Um dos sinais nesse sentido foi a presença da ministra do Meio Ambiente, Marina Silva, no evento de lançamento, que chegou a discursar dizendo que é “irreversível” a mudança rumo a menos emissões no setor.
“Com estímulos financeiros crescentes para produtores rurais que buscam uma produção mais sustentável e o aprimoramento das restrições, estamos dando passo certo, largo e irreversível rumo à transformação do nosso Plano Safra em um dos maiores programas globais de transição para uma agropecuária de baixa emissão de carbono, ao mesmo tempo em que caminhamos rumo ao desmatamento zero”, disse. “Quando o presidente Lula diz que seremos exportadores de sustentabilidade, podem ter certeza: os senhores poderão ser a linha de frente dessa exportação de sustentabilidade”, complementou.
“É um sinal para que o Plano Safra como um todo comece a considerar seriamente incentivos para que todas ou pelo menos várias das linhas de crédito que ele comporta sejam usados para fazer a transição para uma agropecuária de baixas emissões”, me disse Isabel Garcia Drigo, gerente de Clima e Emissões e de Inteligência de Dados e Territorial no Instituto de Manejo e Certificação Florestal e Agrícola (Imaflora). A ONG trabalha diretamente com produtores rurais e conhece as dificuldades para que as mudanças de fato sejam feitas.
A agropecuária brasileira é uma das atividades econômicas que mais emitem gases de efeito estufa no Brasil. Sozinha, ela é responsável por 27% do total, segundo dados do Sistema de Estimativas de Emissões de Gases de Efeito Estufa (Seeg). Mas, quando se considera que ela é um dos principais vetores do desmatamento, aí essa participação sobe para quase três quartos do total.
A linha específica para o ABC, segundo Isabel, basicamente serve para quem já está em um estágio de transformação, quem já tem um caminho andado. “Mas a gente precisa introduzir nos outros programas do Plano Safra incentivos e monitoramento para saber, por exemplo, se esse dinheiro do custeio está sendo usado para manter pastagens viáveis, saudáveis e que contribuam para o sequestro de carbono, e não para emissão de gases do efeito estufa.”
A ideia, explica a pesquisadora, é que haja uma preocupação com tudo o que está sendo financiado dentro da propriedade, para qual caminho as práticas levam a agricultura.
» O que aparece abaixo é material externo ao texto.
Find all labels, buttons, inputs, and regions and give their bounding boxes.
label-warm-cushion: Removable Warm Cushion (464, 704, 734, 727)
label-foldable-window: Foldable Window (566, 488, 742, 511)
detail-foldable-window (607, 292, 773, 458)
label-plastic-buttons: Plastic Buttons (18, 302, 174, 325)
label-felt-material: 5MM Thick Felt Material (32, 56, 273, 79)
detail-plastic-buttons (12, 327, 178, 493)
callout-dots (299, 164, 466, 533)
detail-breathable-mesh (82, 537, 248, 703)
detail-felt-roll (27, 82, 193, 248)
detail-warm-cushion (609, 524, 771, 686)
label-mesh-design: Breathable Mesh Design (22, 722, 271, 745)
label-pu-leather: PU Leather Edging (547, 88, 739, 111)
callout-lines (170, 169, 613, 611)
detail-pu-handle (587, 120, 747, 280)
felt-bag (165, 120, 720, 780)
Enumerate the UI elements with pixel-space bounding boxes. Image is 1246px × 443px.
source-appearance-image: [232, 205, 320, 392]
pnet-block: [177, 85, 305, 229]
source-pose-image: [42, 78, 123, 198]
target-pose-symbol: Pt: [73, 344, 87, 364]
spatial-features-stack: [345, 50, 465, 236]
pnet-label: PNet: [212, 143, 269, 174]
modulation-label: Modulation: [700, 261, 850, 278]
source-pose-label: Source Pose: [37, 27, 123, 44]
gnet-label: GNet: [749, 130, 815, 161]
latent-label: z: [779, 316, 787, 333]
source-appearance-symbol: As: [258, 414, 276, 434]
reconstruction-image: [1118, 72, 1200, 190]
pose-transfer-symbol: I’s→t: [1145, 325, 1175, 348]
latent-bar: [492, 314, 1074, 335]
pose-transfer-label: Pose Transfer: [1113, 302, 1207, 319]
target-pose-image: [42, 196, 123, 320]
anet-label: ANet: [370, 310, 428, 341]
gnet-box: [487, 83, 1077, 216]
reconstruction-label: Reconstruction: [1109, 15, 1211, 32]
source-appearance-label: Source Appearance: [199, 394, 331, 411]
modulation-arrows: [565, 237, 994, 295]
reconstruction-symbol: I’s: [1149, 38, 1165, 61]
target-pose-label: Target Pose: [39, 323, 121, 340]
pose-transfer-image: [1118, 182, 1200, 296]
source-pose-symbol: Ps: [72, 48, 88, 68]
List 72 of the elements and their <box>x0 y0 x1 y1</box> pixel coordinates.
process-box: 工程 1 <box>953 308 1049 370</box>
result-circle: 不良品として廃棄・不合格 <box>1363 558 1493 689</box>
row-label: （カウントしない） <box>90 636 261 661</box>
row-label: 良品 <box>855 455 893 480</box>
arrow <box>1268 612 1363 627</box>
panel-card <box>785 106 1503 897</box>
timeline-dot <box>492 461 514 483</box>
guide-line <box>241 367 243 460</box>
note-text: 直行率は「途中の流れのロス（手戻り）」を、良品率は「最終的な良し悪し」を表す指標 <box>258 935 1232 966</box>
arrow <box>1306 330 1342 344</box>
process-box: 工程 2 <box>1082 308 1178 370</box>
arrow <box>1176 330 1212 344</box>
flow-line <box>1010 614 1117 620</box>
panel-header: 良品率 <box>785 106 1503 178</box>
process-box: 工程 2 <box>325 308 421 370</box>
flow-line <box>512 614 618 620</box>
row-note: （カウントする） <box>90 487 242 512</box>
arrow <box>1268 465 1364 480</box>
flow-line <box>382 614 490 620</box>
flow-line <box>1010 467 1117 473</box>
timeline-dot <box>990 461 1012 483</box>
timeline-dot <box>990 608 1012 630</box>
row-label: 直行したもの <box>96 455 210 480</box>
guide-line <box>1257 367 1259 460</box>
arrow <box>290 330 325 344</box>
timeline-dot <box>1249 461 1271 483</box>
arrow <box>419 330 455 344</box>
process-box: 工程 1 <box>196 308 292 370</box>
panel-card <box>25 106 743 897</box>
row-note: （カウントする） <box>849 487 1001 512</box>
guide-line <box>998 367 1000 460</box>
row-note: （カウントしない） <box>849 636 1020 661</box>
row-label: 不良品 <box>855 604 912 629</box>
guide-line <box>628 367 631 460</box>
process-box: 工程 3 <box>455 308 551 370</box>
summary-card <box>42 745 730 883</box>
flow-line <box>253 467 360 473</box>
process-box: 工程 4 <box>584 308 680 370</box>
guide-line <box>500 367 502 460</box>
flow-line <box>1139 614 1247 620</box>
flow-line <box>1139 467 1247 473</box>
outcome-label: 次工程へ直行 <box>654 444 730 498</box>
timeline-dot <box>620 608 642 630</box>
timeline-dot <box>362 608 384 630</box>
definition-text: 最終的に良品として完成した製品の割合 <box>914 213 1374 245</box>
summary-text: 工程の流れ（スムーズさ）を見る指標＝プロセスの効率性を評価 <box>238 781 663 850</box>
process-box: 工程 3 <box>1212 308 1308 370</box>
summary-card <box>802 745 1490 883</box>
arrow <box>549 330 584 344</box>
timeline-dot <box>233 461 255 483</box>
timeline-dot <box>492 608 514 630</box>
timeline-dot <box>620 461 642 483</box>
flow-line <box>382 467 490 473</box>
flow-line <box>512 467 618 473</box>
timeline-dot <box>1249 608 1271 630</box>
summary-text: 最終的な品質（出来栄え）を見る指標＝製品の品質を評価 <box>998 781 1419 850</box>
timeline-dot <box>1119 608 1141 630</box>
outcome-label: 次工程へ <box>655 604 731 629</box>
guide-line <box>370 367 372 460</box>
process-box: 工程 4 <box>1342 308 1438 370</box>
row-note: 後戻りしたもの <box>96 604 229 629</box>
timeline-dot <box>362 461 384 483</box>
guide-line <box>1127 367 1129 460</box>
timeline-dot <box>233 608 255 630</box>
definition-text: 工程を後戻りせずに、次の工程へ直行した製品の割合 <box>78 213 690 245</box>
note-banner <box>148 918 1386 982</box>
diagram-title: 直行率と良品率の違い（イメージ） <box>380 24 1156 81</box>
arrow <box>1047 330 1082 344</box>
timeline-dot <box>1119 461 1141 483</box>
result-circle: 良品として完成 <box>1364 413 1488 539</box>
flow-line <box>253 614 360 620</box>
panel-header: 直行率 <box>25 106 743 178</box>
“Não há como, de um dia para o outro, fazermos toda a nossa agricultura menos intensiva em carbono, mas podemos começar, e é isso que estamos fazendo aqui hoje. Estabelecendo etapas para que os produtores voluntariamente possam decidir por um modelo de produção que, sem deixar de ser economicamente atrativo e próspero, esteja também em sintonia com as necessidades e demandas globais”, acrescentou a ministra.
Vai ser interessante ver como vai se desenrolar isso.